Работать над "Жизнью Ленина".

Поездки по Ленинским местам (…)

21. IV.61, больница.

История с "Синей тетрадью" дает мне в руки возможности, кот[орые] надо использовать с умом и спокойно. Кто знает, м. б., эта история даст мне возможность работать на полную силу, т[о] е[сть] добиться м а к с и м у м а – максимум для любого писателя немало (…) Открывающиеся передо мной некоторые возможности плюс сила воли, кажется, имеющаяся у меня, приведут мою работу к серьезным достижениям; надо только не отвлекаться на второстепенное – т. е. не творческое, – соблюдать строгий режим в быту (чтобы продлить сроки работы), не давать ни славе, ни неуспеху отнимать драгоценное время. Когда ты приходишь к сознанию собственной силы – при этом отталкивая от себя мысли о бренности всего существующего – время решает все (…)

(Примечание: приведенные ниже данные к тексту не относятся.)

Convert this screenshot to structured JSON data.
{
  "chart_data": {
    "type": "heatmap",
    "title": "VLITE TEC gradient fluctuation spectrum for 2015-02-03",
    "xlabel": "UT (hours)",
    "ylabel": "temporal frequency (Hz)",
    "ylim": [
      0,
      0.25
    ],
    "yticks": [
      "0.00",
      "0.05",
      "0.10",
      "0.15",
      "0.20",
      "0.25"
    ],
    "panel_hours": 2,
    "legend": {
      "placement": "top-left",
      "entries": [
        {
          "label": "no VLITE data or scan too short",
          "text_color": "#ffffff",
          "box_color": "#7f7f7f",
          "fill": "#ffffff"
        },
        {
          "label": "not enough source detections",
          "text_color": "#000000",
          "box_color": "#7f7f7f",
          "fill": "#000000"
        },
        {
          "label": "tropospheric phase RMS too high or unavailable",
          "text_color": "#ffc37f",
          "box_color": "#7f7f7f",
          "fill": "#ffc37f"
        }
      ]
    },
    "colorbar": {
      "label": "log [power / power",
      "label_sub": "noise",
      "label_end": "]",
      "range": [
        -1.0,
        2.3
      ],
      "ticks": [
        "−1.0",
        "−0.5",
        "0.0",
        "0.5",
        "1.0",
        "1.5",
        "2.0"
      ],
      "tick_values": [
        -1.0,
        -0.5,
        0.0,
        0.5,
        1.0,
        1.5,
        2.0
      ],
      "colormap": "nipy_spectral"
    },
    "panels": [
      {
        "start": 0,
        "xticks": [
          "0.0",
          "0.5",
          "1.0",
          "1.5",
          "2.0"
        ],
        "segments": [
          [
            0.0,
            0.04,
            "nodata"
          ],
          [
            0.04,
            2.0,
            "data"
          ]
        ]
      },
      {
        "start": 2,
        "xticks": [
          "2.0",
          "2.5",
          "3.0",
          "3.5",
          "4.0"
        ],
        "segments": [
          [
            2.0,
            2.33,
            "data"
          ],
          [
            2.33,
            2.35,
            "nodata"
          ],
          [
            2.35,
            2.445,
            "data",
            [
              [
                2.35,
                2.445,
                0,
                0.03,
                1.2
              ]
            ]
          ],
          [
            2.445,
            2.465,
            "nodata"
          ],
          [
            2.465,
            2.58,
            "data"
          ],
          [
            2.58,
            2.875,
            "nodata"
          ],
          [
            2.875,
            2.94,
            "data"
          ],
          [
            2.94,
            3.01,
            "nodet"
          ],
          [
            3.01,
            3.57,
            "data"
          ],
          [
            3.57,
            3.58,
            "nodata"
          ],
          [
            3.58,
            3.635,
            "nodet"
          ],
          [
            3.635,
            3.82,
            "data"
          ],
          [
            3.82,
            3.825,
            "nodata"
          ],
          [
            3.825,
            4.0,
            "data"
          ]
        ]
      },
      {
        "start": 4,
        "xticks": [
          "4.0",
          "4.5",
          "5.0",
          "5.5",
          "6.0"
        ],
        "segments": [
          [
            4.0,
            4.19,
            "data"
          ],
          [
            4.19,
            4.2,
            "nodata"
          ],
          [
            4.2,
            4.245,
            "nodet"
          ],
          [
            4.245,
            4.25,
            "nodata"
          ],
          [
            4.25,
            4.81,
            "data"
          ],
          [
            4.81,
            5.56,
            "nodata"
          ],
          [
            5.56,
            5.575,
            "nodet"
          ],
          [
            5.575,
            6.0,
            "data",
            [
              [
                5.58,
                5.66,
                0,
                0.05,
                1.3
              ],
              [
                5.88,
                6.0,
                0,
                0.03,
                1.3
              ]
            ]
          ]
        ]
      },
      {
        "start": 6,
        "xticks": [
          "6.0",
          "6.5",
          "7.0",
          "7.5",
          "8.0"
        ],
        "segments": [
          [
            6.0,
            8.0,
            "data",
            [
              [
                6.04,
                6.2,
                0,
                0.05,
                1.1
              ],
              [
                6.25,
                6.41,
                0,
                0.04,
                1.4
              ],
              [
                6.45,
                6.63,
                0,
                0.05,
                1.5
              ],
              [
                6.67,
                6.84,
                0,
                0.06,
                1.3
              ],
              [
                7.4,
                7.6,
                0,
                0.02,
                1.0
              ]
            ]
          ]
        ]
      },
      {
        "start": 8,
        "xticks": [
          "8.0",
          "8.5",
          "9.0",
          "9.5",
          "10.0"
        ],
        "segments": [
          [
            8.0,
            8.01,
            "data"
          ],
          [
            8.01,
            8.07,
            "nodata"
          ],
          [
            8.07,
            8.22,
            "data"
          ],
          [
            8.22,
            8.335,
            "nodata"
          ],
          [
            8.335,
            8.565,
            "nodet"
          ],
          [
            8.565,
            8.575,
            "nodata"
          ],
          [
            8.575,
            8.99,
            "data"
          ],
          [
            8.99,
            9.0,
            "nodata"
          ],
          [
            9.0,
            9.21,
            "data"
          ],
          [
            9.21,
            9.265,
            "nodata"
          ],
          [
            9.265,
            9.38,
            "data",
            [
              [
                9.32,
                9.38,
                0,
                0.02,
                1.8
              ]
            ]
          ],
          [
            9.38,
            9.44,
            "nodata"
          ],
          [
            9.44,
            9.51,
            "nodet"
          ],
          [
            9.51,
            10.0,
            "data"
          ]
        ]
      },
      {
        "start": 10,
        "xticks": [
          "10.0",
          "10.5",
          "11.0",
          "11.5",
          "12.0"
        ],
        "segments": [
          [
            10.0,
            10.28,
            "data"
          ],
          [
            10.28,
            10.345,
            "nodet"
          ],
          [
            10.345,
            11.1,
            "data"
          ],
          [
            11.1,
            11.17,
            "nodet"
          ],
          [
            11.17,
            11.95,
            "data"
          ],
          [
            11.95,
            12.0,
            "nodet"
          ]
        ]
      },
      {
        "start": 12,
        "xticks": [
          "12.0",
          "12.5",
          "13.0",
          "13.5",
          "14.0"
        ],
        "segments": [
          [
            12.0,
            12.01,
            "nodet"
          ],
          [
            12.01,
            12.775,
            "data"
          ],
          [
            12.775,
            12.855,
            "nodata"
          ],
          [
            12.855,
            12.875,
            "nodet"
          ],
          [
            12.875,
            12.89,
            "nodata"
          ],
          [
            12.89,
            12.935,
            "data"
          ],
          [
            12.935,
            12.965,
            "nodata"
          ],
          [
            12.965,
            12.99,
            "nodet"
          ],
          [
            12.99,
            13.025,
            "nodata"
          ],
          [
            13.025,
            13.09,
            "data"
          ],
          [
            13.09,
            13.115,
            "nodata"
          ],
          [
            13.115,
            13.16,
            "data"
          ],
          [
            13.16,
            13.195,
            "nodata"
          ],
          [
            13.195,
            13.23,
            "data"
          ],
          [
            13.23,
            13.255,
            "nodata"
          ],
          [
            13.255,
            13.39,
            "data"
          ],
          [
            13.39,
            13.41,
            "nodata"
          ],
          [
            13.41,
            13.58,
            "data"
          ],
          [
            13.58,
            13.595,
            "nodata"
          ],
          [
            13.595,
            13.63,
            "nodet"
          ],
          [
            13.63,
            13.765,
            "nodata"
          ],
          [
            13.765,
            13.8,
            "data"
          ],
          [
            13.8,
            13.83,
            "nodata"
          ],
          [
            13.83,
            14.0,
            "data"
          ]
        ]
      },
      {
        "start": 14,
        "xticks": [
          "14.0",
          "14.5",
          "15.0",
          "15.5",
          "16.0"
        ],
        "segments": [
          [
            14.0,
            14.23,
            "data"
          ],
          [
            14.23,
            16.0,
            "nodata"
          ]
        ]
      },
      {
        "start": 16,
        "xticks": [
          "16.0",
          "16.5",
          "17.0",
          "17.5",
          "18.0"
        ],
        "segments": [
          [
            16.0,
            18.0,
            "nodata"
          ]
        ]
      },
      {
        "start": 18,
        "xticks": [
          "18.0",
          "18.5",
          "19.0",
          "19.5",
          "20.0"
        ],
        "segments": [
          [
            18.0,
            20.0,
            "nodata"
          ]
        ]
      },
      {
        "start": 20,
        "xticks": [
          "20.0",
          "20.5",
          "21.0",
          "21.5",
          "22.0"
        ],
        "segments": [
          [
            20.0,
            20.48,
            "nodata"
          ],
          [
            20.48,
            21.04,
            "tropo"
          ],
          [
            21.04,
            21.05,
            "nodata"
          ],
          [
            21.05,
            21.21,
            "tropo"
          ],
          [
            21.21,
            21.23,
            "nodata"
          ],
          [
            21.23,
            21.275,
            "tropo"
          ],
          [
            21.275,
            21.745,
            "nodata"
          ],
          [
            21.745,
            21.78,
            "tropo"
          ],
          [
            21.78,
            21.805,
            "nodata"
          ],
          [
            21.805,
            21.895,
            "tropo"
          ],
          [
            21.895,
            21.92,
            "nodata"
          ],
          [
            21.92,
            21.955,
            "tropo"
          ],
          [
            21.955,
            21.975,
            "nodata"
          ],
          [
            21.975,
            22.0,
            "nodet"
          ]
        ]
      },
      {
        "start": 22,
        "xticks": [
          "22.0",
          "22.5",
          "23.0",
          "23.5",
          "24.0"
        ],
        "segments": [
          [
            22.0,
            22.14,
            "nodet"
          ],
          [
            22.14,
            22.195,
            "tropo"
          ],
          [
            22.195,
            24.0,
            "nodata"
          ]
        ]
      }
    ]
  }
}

(2-я половина апреля 1961 г.)

(К РОМАНУ "НОВАЯ ЗЕМЛЯ")

Чистка. Сначала: «Садитесь». Он садится на стул у стола президиума. Секретарь берет учетную карточку и читает: "такой-то, родился, образование, соц[иальное] положение, соц[иальное] происхождение, стаж, работа, уч[астие] в гражд[анской] войне". "Расскажите о себе". (Перед председателем кипа заявлений. Неизвестно – сколько относится к имярек.) Начинает рассказ о себе.

Очень важно (по моим воспоминаниям): толпа очень хорошо видит, что человек хочет утаить или о чем он говорит с нарочитой небрежностью. Нет более чуткого организма, чем собрание, созванное для контроля.

"Прочитал «Капитал». Сначала он мне не понравился: вместо дела абстракция. Потом освоил"… (нарочитость в этом "не понравился". Кто тебя спрашивает? Значит, чего-то боишься, хочешь подчеркнуть свою искренность).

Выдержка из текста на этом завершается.